Speaking further the Minister expressed regret that the potentialities of the Nigerian oil and gas sector was not being maximized and counselled stakeholders to accelerate their activities because oil is a fast degenerating asset and developed countries were already switching to cleaner energy options.

He also challenged industry players to strive for improvements in all facets of their operations, insisting that Nigerian should be producing over 7m barrels of crude oil every day and enough gas to meet its electricity needs. Kachikwu also posited that the sector should have rapidly developing infrastructure, while oil bearing communities ought to be well developed with proceeds from the sale of crude oil. He encouraged Nigerian operators to move into other African countries and use our 60 years’ experience in the sector to lead the operations of their fields.

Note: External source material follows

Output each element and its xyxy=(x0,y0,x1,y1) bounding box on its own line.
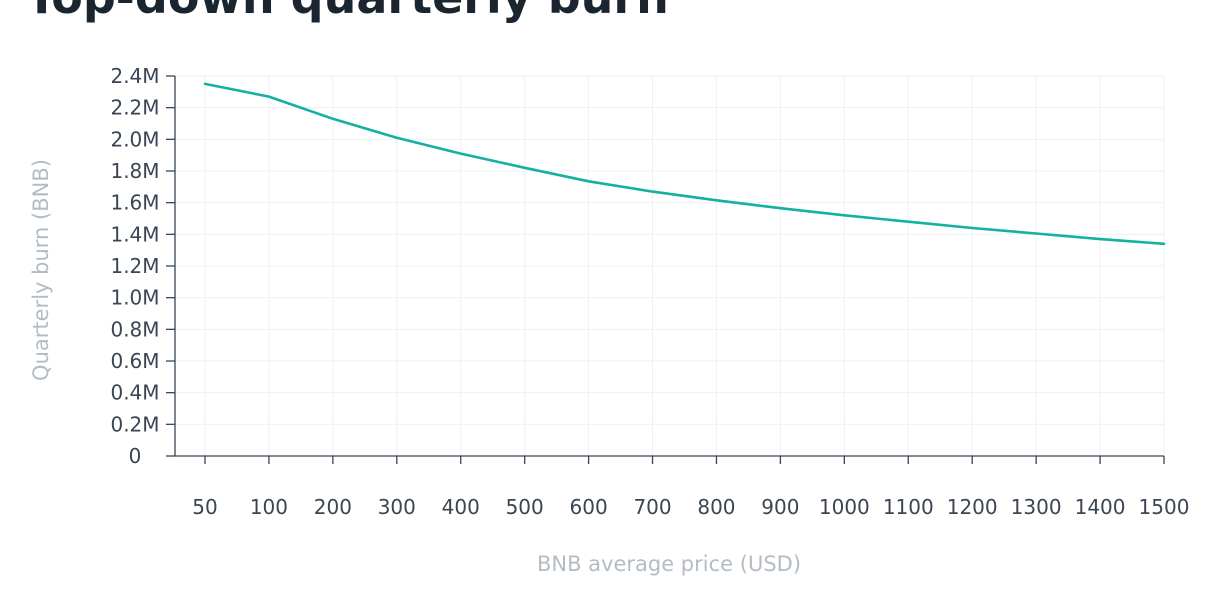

The Minister also commended the Executive Secretary of NCDMB for its numerous achievements, particularly for the construction of the Board’s 17-storey headquarters building.

He said ”the building is not just important to NCDMB but also for Bayelsa State, because it had cried out for long that federal presence was not here. This is a big federal presence. By the time they finish the power supply they are doing with AGIP, you will have a near 100 percent supply of power to most of the Board’s facilities.”

The two-day fair featured several opportunity presentations, technical sessions and exhibition of capacities.



2 Responses

  1. I want to acquire a skill too from this board…for the growth and development of the society.

  2. Good outing. Now, more than at any other time, the intervention of NCDMB is needed urgently nationwide, to set up pilot projects in all the states, and if possible the 774 LGAs in the country that will engage the energy and creativity of over 50 million idle or under employed Nigerian youth, who feel they have no stake in this country.
    These projects should be based on local fabrication of needed gadgets, tools, implements and articles required in the various locations. such as carts, building materials, farming implements, storage containers, canoes, wagons and tricycle, either the frames and outer shells, using steel, wood, fibre glass, etc.
    The point is to get Nigerians to take the first baby steps towards industrialisation and manufacturing. The country will never earn enough money to import wholesale all our day to day requirements without squandering all our resources.
    Until we start manufacturing and encouraging entrepreneurship, we are going nowhere fast.
    Te Federal Govt barely gets enough money to service recurrent, expenditure and overheads, and goes a borrowing to fund poorly conceived and unsustainable capital projects.